Cooking Meat/Liver flavored beef
Expert: Keith Patton - 1/27/2008
QuestionA couple of times I have bought a cut of beef which tastes and smells like liver. This has been in a tenderloin and in an onglet. In both cases the meat was cooked 2-3 days after I bought it. Can you explain why this is?
AnswerI found several different reasons some sound more plausable than others for livery tasting beef.
1) Grass Fed Beef tends to have an unusual sort of liver flavor.
2) Wet Aged Beef over 30 days tends to be a little livery, but tender. (not too sure about his one somce most beef is kept moist while aging since coolers dry out meat)
(the longer its been wet aged the stronger the flavor)
3)Old beef can have a livery flavor. (when a chef cuts a steak the surface is exposed to oxygen and begins the oxidation process. Not true, red meat is oxidixed, gray meat has reduced iron- Keith)

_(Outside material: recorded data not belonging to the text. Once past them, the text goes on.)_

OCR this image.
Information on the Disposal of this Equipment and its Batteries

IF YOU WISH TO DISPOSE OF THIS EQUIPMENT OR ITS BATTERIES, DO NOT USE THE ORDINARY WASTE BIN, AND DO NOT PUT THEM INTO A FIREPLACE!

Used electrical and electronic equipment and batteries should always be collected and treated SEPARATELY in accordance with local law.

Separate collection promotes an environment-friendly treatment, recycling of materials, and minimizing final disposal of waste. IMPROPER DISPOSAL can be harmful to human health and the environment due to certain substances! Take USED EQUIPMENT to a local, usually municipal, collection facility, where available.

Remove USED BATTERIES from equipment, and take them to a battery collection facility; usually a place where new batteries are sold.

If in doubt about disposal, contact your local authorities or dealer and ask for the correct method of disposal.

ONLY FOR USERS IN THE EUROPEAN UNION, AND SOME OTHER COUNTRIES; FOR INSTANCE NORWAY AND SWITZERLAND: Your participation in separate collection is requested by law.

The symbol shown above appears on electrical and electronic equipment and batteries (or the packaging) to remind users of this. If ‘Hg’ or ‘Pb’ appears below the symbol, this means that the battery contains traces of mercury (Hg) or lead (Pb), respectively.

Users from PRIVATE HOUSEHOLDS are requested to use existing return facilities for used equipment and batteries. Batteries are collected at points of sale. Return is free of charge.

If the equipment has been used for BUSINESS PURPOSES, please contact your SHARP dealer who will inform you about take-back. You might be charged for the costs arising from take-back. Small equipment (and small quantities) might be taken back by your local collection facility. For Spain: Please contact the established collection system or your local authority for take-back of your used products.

4) Hanger steak may get a kidney or livery flavor from kidneys. Most carcasses have the kidneys attached. and this may impart a flavor to the surrounding meat. Real Dry Aged Beef has a strong, sometimes described as a livery flavor.
I tend to think it might be that the meat was grass fed. I don't think the flavor of the tenderloin could be the same cause as a hanger steak. I personally have never encountered this phenomena. Since something begin livery is a subjective assessment, it could be that you are smelling the coppery aroma of blood. In any event, you might try changing your provider of beef if you find it objectionable. The meat you got may not have been stored correctly. Plastic is not impermiable to aromas and the like, if things are stored too closely to others they may acquire off flavors. You see this in your own freezer when meat is kept too long it gets this strong generic smell and flavor.